Saphenous vein (SV) graft failure is a common clinical problem in patients undergoing coronary artery bypass graft (CABG) surgery. Underlying mechanisms are still unclear. Failure of various therapies, including targeted gene therapy, could be due to the bad choice of the gene and/or the use of animal model dissimilar to human disease. Also, there was no consideration to promote endothelial cell proliferation. We observed inactivation of PTEN with increased proliferation of SMCs in human SV and PTEN overexpression limits cell proliferation. Since PTEN modulates cell signaling and cell growth, PTEN transgene expression in SV graft SMCs would prevent the development of intimal hyperplasia. Also, the repair of endothelial cells (ECs) with mesenchymal stem cells (MSCs) would inhibit thrombosis. The hypothesis is that the inhibition of intimal hyperplasia by PTEN transgene while preserving endothelium with the delivery of MSCs in autologous vein grafts prior to CABG would be the best strategy to maintain vein graft patency. We will do these studies in a well-established and routinely used in our laboratory the swine model of atherosclerosis and perform CABG using superficial epigastric vein (SEV) isolated with no touch technique.
Aim 1 : Our hypothesis predicts that the overexpression of PTEN transgene in the SMCs of vein graft in coronary arteries in atherosclerotic swine will prevent the development of neointimal hyperplasia in bypass vein graft.
Aim 2 : Our hypothesis predicts that the repair of endothelial cells with MSCs together with PTEN transgene in the SMCs of vein graft in coronary arteries of atherosclerotic swine will prevent thrombosis and neointimal hyperplasia in bypass vein graft, and this would be superior to the effect of PTEN transgene alone.

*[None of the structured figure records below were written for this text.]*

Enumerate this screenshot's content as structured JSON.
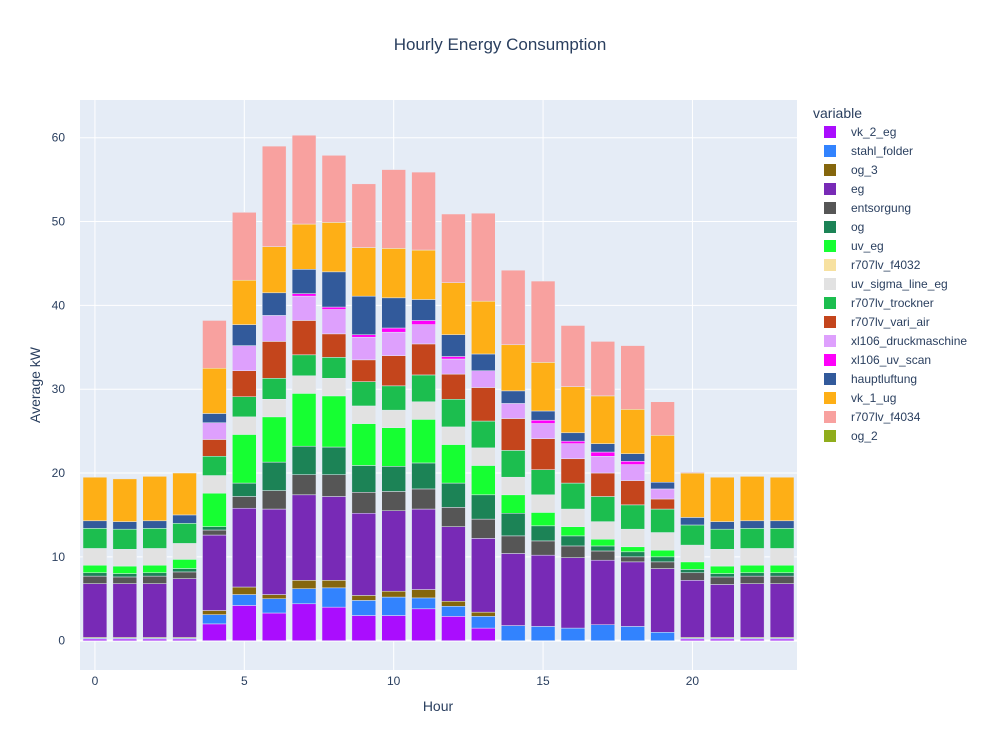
{
  "chart_data": {
    "type": "bar",
    "stacked": true,
    "title": "Hourly Energy Consumption",
    "xlabel": "Hour",
    "ylabel": "Average kW",
    "x": [
      0,
      1,
      2,
      3,
      4,
      5,
      6,
      7,
      8,
      9,
      10,
      11,
      12,
      13,
      14,
      15,
      16,
      17,
      18,
      19,
      20,
      21,
      22,
      23
    ],
    "xlim": [
      -0.5,
      23.5
    ],
    "ylim": [
      -3.5,
      64.5
    ],
    "xticks": [
      0,
      5,
      10,
      15,
      20
    ],
    "yticks": [
      0,
      10,
      20,
      30,
      40,
      50,
      60
    ],
    "grid": true,
    "legend_title": "variable",
    "legend_position": "right",
    "series": [
      {
        "name": "vk_2_eg",
        "color": "#AA0DFE",
        "values": [
          0.2,
          0.2,
          0.2,
          0.2,
          2.0,
          4.2,
          3.3,
          4.4,
          4.0,
          3.0,
          3.0,
          3.8,
          2.9,
          1.5,
          0,
          0,
          0,
          0,
          0,
          0,
          0.2,
          0.2,
          0.2,
          0.2
        ]
      },
      {
        "name": "stahl_folder",
        "color": "#3283FE",
        "values": [
          0.1,
          0.1,
          0.1,
          0.1,
          1.1,
          1.3,
          1.7,
          1.8,
          2.3,
          1.8,
          2.2,
          1.3,
          1.2,
          1.4,
          1.8,
          1.7,
          1.5,
          1.9,
          1.7,
          1.0,
          0.1,
          0.1,
          0.1,
          0.1
        ]
      },
      {
        "name": "og_3",
        "color": "#85660D",
        "values": [
          0.1,
          0.1,
          0.1,
          0.1,
          0.5,
          0.9,
          0.5,
          1.0,
          0.9,
          0.6,
          0.7,
          1.0,
          0.6,
          0.5,
          0,
          0,
          0,
          0,
          0,
          0,
          0.1,
          0.1,
          0.1,
          0.1
        ]
      },
      {
        "name": "eg",
        "color": "#782AB6",
        "values": [
          6.4,
          6.4,
          6.4,
          7.0,
          9.0,
          9.4,
          10.2,
          10.2,
          10.0,
          9.8,
          9.6,
          9.6,
          8.9,
          8.8,
          8.6,
          8.5,
          8.4,
          7.7,
          7.7,
          7.6,
          6.8,
          6.3,
          6.4,
          6.4
        ]
      },
      {
        "name": "entsorgung",
        "color": "#565656",
        "values": [
          0.9,
          0.8,
          0.9,
          0.8,
          0.6,
          1.4,
          2.2,
          2.4,
          2.6,
          2.5,
          2.3,
          2.4,
          2.3,
          2.3,
          2.1,
          1.7,
          1.4,
          1.1,
          0.6,
          0.8,
          0.9,
          0.9,
          0.9,
          0.9
        ]
      },
      {
        "name": "og",
        "color": "#1C8356",
        "values": [
          0.4,
          0.4,
          0.4,
          0.4,
          0.4,
          1.6,
          3.4,
          3.4,
          3.3,
          3.2,
          3.0,
          3.1,
          2.9,
          2.9,
          2.7,
          1.8,
          1.2,
          0.6,
          0.6,
          0.6,
          0.4,
          0.4,
          0.4,
          0.4
        ]
      },
      {
        "name": "uv_eg",
        "color": "#16FF32",
        "values": [
          0.9,
          0.9,
          0.9,
          1.1,
          4.0,
          5.8,
          5.4,
          6.3,
          6.1,
          5.0,
          4.6,
          5.2,
          4.6,
          3.5,
          2.2,
          1.6,
          1.1,
          0.8,
          0.6,
          0.8,
          0.9,
          0.9,
          0.9,
          0.9
        ]
      },
      {
        "name": "r707lv_f4032",
        "color": "#F7E1A0",
        "values": [
          0,
          0,
          0,
          0,
          0,
          0,
          0,
          0,
          0,
          0,
          0,
          0,
          0,
          0,
          0,
          0,
          0,
          0,
          0,
          0,
          0,
          0,
          0,
          0
        ]
      },
      {
        "name": "uv_sigma_line_eg",
        "color": "#E2E2E2",
        "values": [
          2.0,
          2.0,
          2.0,
          1.9,
          2.1,
          2.1,
          2.1,
          2.1,
          2.1,
          2.1,
          2.1,
          2.1,
          2.1,
          2.1,
          2.1,
          2.1,
          2.1,
          2.1,
          2.1,
          2.1,
          2.0,
          2.0,
          2.0,
          2.0
        ]
      },
      {
        "name": "r707lv_trockner",
        "color": "#1CBE4F",
        "values": [
          2.4,
          2.4,
          2.4,
          2.4,
          2.3,
          2.4,
          2.5,
          2.5,
          2.5,
          2.9,
          2.9,
          3.2,
          3.3,
          3.2,
          3.2,
          3.0,
          3.1,
          3.0,
          2.9,
          2.8,
          2.4,
          2.4,
          2.4,
          2.4
        ]
      },
      {
        "name": "r707lv_vari_air",
        "color": "#C4451C",
        "values": [
          0,
          0,
          0,
          0,
          2.0,
          3.1,
          4.4,
          4.1,
          2.8,
          2.6,
          3.6,
          3.7,
          3.0,
          4.0,
          3.8,
          3.7,
          2.9,
          2.8,
          2.9,
          1.2,
          0,
          0,
          0,
          0
        ]
      },
      {
        "name": "xl106_druckmaschine",
        "color": "#DEA0FD",
        "values": [
          0,
          0,
          0,
          0,
          2.0,
          3.0,
          3.1,
          2.9,
          2.9,
          2.7,
          2.8,
          2.3,
          1.8,
          2.0,
          1.8,
          1.8,
          1.8,
          2.0,
          1.9,
          1.2,
          0,
          0,
          0,
          0
        ]
      },
      {
        "name": "xl106_uv_scan",
        "color": "#FE00FA",
        "values": [
          0,
          0,
          0,
          0,
          0,
          0,
          0,
          0.3,
          0.3,
          0.3,
          0.5,
          0.5,
          0.3,
          0,
          0,
          0.4,
          0.3,
          0.5,
          0.4,
          0,
          0,
          0,
          0,
          0
        ]
      },
      {
        "name": "hauptluftung",
        "color": "#325A9B",
        "values": [
          0.9,
          0.9,
          0.9,
          1.0,
          1.1,
          2.5,
          2.7,
          2.9,
          4.2,
          4.6,
          3.6,
          2.5,
          2.6,
          2.0,
          1.5,
          1.1,
          1.0,
          1.0,
          0.9,
          0.8,
          0.9,
          0.9,
          0.9,
          0.9
        ]
      },
      {
        "name": "vk_1_ug",
        "color": "#FEAF16",
        "values": [
          5.2,
          5.1,
          5.3,
          5.0,
          5.4,
          5.3,
          5.5,
          5.4,
          5.9,
          5.8,
          5.9,
          5.9,
          6.2,
          6.3,
          5.5,
          5.8,
          5.5,
          5.7,
          5.3,
          5.6,
          5.3,
          5.3,
          5.3,
          5.2
        ]
      },
      {
        "name": "r707lv_f4034",
        "color": "#F8A19F",
        "values": [
          0,
          0,
          0,
          0,
          5.7,
          8.1,
          12.0,
          10.6,
          8.0,
          7.6,
          9.4,
          9.3,
          8.2,
          10.5,
          8.9,
          9.7,
          7.3,
          6.5,
          7.6,
          4.0,
          0.1,
          0,
          0,
          0
        ]
      },
      {
        "name": "og_2",
        "color": "#90AD1C",
        "values": [
          0,
          0,
          0,
          0,
          0,
          0,
          0,
          0,
          0,
          0,
          0,
          0,
          0,
          0,
          0,
          0,
          0,
          0,
          0,
          0,
          0,
          0,
          0,
          0
        ]
      }
    ]
  }
}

Aim 3 : Our hypothesis predicts that overexpression of PTEN transgene and MSCs-induced endothelial cell regeneration would reduce inflammation and inhibit constrictive remodeling together with inhibition of neointimal hyperplasia in the vein graft in coronary arteries. The autologous SEV will be exposed to PTEN vector and MSCs followed by aorto-coronary grafting in atherosclerotic swine. EKG and echocardiography to monitor heart function, and coronary angiography and optimal coherence tomography to quantify in-segment minimal luminal diameter, diameter stenosis, late loss and intimal hyperplasia will examine the therapeutic efficacy of this therapy. Histological parameters will include the intimal thickness, lumen area, intima-media ratio, development and ulceration of plaque, thrombosis, extracellular matrix, and re-occlusion. Expression of pro- and anti-inflammatory and pro-hyperplasia pathways will be examined in excised vein graft and correlated with the degree of neointimal hyperplasia and constrictive remodeling. Findings from these studies will provide the conceptual support for our hypothesis, and position us to translate our investigation into a clinical phase 1 study for the use of PTEN-engineered autologous MSCs for the treatment and possibly cure of the vein graft disease following CABG.
Vein graft failure is a serious clinical problem with increase in morbidity and mortality following coronary artery bypass graft. Failure of the grafted saphenous vein is due to the re-closure of the grafted vessel in the heart that can occur within months or the first few years. Although the outcome results after grafting internal mammary artery are far better, it cannot be used in patients with history of radiation, aortic coarctation and other vascular problems. Also, artery cannot be grafted in all branches of the coronary system in the heart. In this study, we proposed novel mechanisms by transducing a gene and preserving endothelium in the grafted vein to maintain patency of the vein graft and determine underlying cellular and molecular mechanisms. The proposed studies will provide conceptual support of our hypothesis and position us to translate our investigation into a clinical study in patients wit coronary artery disease.